恋に臆病な私と恋を知らなかった御曹司の距離が、ゼロになるまで
 充輝は駆け寄ってきた来海を見て、少しだけ表情を和らげた。

「来海、どうしてここに?」

 充輝がそう問い掛けると来海は少し息を整えながら、

「心配だったから……」

 一言答えた。

「……そっか」

 充輝が短く頷いたその時、来海の視線が隣へ移り、裕太の存在に気づいたようではっとして姿勢を正した。

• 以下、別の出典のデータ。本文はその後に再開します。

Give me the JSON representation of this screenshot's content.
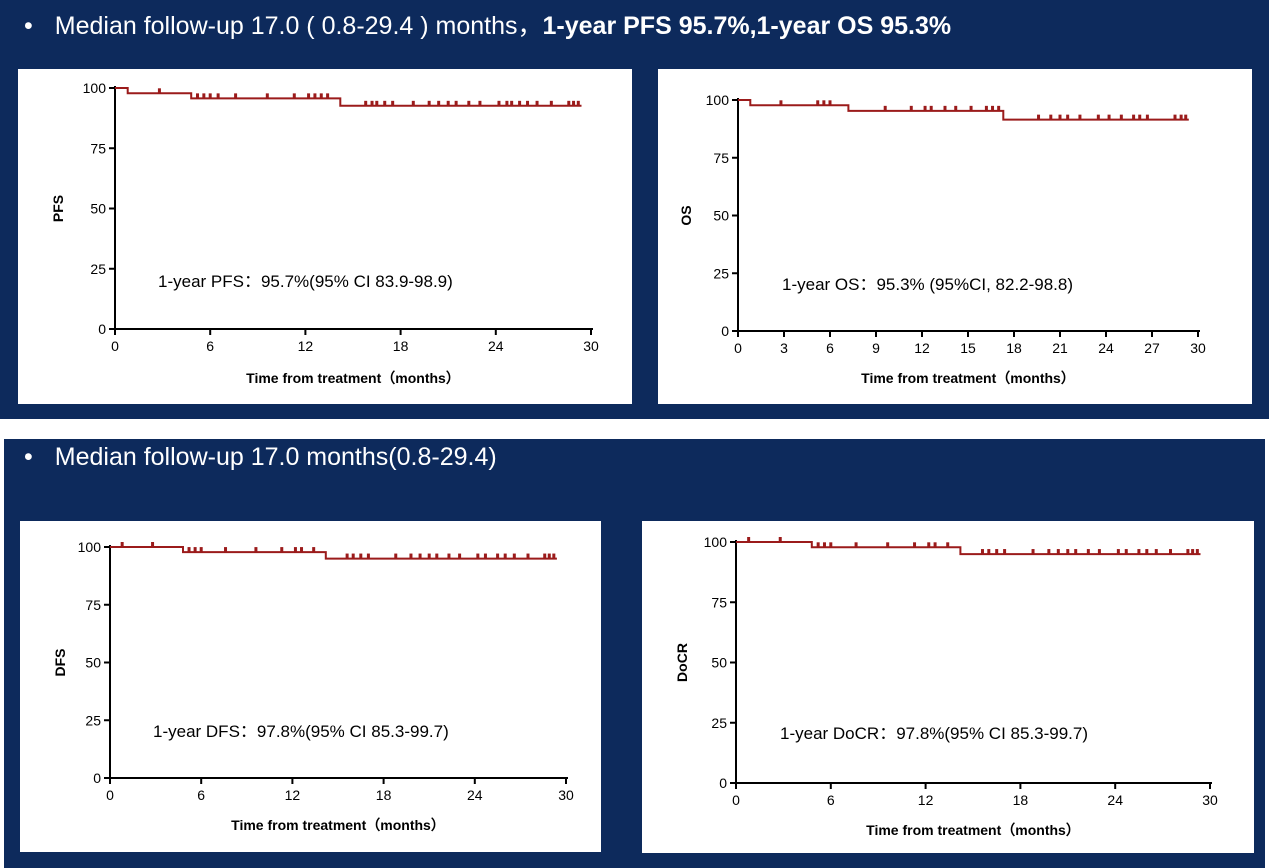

「あっ……すみません、いきなり来てしまって……失礼しました」

 ぺこりと頭を下げる来海に裕太はにこやかに笑う。

「いいよいいよ、気にしてないって」

 柔らかなその一言に来海は少しだけほっとしたように表情を緩めた。

 充輝はそんな二人を見て軽く息を吐く。

「来海、この人は俺が大学時代からお世話になってる駒橋 裕太さん」
「初めまして、向坂 来海です」
「こちらこそ初めまして」

 互いに挨拶を済ませた裕太と来海は笑顔を交わした。

「充輝も向坂さんも大変だと思うけど、何かあれば力になるから、遠慮なく言ってくれな。それじゃあ、俺はこれで」
「裕太さん、今日は遠いところありがとうございました。本当に助かりました」
「気にすんなって。それじゃ、またな」

 そして、裕太は軽く手を振ると二人の元から去っていく。

 その背中を見送った後、充輝は来海に向き直り、

「……車、近くのコインパーキングに停めてるんだ。送るから行こう」
「うん」

 二人は並んで車まで歩いて行った。

 車に乗り込みエンジンをかけると、充輝は静かに話し始める。

「話し合いの結果だけど」
「……うん」
「親父は相変わらずだったよ。でも、是枝さんが証拠出してくれて……流石の親父も少しは何か思うことがあるんじゃないかと思う」

 来海は口を挟むことなく、ただ黙って聞いていく。

「明日一日だけ待って、それでもあの人が変わらないなら――親父が唆した証拠と真白が薬を盛った証拠とか全てを是枝さんから貰って……警察に行こうと思う」

 静かに告げられたその決意に、来海は少し躊躇うように口を開いた。

「……本当に、良いの?」

 その問いに、充輝は前を見たまま答える。

「いいんだ……あそこまで言っても変わらないようであれば、これから先も変わらないんだから」

 それは迷いの無い答えで、来海は何も言えず、ただその横顔を見つめ、やがて小さく頷いた。

「……そっか」

 この日は来海を家まで送り届けてそのまま別れ、翌日も出社することをせずに自宅でこれからのことを考えていた充輝の元に是枝から着信が入った。